Anyone who uses reusable plastic bottles is being environmentally friendly. After all, the bottles have a good ecological balance thanks to their low weight and ability to be refilled. However, they can only be reused if they are in good condition. To achieve this, we consumers can do our part, such as preventing damage, contamination, and impurities to the bottles. The same applies to reusable glass bottles.
Only undamaged and cleanly returned plastic bottles are suitable for reuse. These will be washed and refilled. Damaged, dirty and contaminated bottles, on the other hand, have to be sorted out and disposed of separately – which significantly worsens the good ecological balance. So to ensure that reusable bottles really remain an advantage, end consumers are asked to play their part - this applies to both reusable PET and glass bottles.

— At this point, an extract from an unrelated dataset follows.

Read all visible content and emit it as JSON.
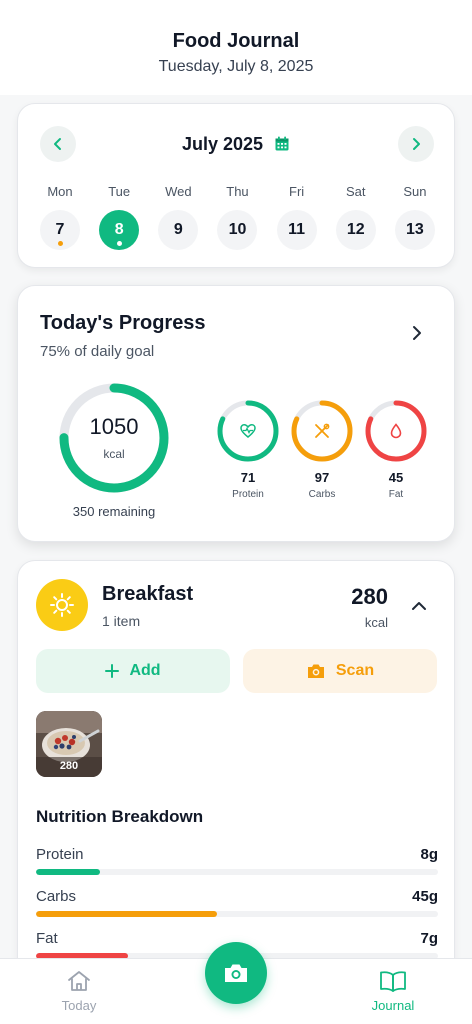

Think about functionality, hygiene and the environment
The reusable system is based on a pure cycle. Pure, because only used materials are reused. And if possible, the bottles should also remain as pure as possible – as in ‘clean’. That’s why empty reusable bottles should not be used as makeshift containers or waste bins. Neither should ashes or whole cigarette butts end up in there; nor should labels be scratched off. Filling them with hazardous liquids is particularly taboo – cleaning agents, solvents and diluents, for example, contaminate the bottles and damage their material, making them completely useless for recycling.
Fill water bottles only with water
Even though it may be tempting to use the convenient and lightweight reusable bottles for things like soft drinks or dietary supplements in daily life, it is an absolute taboo. Controls in the bottling plants detect and remove water bottles that have been used for other purposes since they absorb the smell of other liquids and cannot be completely cleaned. About two percent of reusable bottles are sorted out and disposed of due to such foreign odors. However, if only water is filled into the bottle, there are no issues. The bottle remains tasteless and odorless, and it can continue to be used in the sustainable reusable system.
Do not damage bottles
Damaged bottles also have to be taken out of the recycling cycle. Damage includes cracks in the bottle wall, holes in the bottom of the bottle and a broken thread on the bottle top. Drawing on bottles with a felt-tip pen or putting stickers on them may also be knock-out criteria for their further use. Fortunately, inspectors and fine sensor noses in the bottler’s cleaning plants detect all damage and unsuitable substances and dispose of the bottles, thus protecting our health.
But it doesn’t have to come to that. Individual end consumers can play their part when it comes to these reusable products. Everyone benefits from handling reusable plastic bottles properly – those who enjoy the beverages and our environment too.